Эль-Темин произнес последние слова с сильным волнением.
– Я кончу в двух словах, – продолжал он через несколько минут. – Узнав о моих желаниях, нотариус взялся напечатать известное вам объявление и отвечать на различные вопросы, которые будут предлагать ему. Ни под каким предлогом не должен он был говорить мое настоящее имя; в том положении, в каком я находился, я не мог обнаружить его всем тем, кого могли привлечь мои предложения… К тому же осуждение меня военным судом не позволяло мне подписать контракт, по которому могли меня узнать; следовательно, обнаруживать имени нельзя было… И, наконец, – простите, если я настойчиво повторяю, – это имя не существует больше ни для кого, я не хочу быть никем иным как эль-Темином…
На другой же день я уехал в Танжер через Кадикс.

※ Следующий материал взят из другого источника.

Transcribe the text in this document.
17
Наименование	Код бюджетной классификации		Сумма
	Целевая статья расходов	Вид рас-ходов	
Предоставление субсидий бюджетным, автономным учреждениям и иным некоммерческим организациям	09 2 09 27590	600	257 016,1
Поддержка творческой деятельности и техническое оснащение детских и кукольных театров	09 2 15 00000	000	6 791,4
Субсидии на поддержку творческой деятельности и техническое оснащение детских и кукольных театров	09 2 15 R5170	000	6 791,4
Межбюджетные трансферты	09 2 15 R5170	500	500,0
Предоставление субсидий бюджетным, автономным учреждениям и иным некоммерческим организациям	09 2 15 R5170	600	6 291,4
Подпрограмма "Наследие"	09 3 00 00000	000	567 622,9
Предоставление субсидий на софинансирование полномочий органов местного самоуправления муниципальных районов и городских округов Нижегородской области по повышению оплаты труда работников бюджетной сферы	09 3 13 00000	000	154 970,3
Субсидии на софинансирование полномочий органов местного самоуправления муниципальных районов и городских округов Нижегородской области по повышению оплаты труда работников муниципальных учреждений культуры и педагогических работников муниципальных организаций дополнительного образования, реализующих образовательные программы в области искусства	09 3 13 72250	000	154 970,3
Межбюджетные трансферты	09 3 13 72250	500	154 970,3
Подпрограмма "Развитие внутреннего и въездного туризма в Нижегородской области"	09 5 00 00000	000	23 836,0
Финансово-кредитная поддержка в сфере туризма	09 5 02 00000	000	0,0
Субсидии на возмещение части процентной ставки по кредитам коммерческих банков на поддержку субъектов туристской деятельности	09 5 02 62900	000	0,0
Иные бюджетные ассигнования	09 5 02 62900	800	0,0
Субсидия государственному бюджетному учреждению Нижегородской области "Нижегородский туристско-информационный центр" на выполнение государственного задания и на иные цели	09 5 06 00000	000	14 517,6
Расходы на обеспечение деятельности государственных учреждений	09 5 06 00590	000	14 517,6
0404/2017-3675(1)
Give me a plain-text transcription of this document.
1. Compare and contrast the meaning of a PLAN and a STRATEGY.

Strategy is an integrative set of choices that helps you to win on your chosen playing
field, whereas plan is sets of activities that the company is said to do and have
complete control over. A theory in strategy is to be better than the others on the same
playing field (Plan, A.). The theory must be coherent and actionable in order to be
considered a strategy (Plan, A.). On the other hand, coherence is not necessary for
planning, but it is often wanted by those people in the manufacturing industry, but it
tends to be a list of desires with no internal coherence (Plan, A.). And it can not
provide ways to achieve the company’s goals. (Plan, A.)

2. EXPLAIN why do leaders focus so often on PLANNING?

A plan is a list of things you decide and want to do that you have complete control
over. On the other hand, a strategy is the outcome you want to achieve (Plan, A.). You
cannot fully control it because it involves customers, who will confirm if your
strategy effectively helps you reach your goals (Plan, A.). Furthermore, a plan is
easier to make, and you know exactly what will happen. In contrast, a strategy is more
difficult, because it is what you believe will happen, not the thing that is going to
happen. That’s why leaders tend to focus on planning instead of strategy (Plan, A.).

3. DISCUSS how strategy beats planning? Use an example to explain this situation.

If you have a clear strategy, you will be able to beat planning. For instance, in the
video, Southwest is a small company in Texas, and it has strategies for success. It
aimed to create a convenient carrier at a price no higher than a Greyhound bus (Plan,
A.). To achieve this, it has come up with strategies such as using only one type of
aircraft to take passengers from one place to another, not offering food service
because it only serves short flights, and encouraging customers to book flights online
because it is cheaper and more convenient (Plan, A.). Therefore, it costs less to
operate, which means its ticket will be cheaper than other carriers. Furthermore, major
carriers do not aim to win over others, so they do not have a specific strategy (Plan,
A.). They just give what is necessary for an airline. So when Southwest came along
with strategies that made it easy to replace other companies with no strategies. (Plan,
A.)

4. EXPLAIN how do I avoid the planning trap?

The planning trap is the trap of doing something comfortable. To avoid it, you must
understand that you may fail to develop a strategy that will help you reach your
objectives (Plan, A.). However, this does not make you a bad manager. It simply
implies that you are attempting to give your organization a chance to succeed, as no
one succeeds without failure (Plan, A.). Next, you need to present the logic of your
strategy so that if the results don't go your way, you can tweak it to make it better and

Вид этого суетливого общества, торопящегося наслаждаться, которое топчет под ногами нищету, порождаемую им самим, эта жизнь, сотканная из шелка для одних и страданий для других, излечила меня от желания жить в Европе… На востоке, по крайней мере, человек, забытый обществом, живет пригоршней фиников и спокойно засыпает на углу длинной белой стены… Кунье и Йомби были моими доверенными лицами и должны были привезти сюда на «Ивонне» доктора, который не побоится принять наше предложение, несмотря на несколько странные обстоятельства, сопровождающие его… Вот, любезный доктор, объяснения, которых вы имели право ждать от нас, и которых ранее мы не могли вам дать. Оно не полно в том смысле, что оставляет в тени и без ответа самый важный вопрос, который вы могли бы задать мне: «Что мы будем делать в Тимбукту? « В этом отношении я могу ответить вам только одно: тут есть тайна, которая принадлежит не мне, и открыть ее – значит совершенно уничтожить наши планы. Мы с Барте будем счастливы, если вы никогда не будете делать ни малейшего намека на это, если согласитесь помогать нам вашим знанием и ученым опытом, в пять предстоящих лет… Я сказал все. Теперь говорить надо вам, любезный доктор; мы уничтожаем ваш контракт, не желая вовлечь вас в приключение, которое может вам не понравиться; вы можете остаться, или уничтожить его, или снова подписать его добровольно.
– Я желаю, господа, прежде всякого разговора о предмете, занимающем нас, тотчас дать вам ответ, которого заслуживают ваши деликатные поступки со мною. Я принимаю, закрыв глаза, ваши предложения. Цель, к которой вы стремитесь, не касается меня; моя обязанность определена, – я врач в танжерском доме и в то же время спутник каравана.
– Ученый руководитель.
– Пусть так. Я вполне ваш не только на пять лет, определенных по контракту, но и на все время, в которое вы сочтете мои услуги необходимыми для ваших планов… Даю вам слово! Теперь я последую за вами хоть на край света.
Барте и эль-Темин горячо пожали руку, протянутую им доктором как бы затем, чтобы еще более скрепить новый договор, и эти три человека под влиянием самых разнообразных волнений, оставались несколько минут погружены в размышления.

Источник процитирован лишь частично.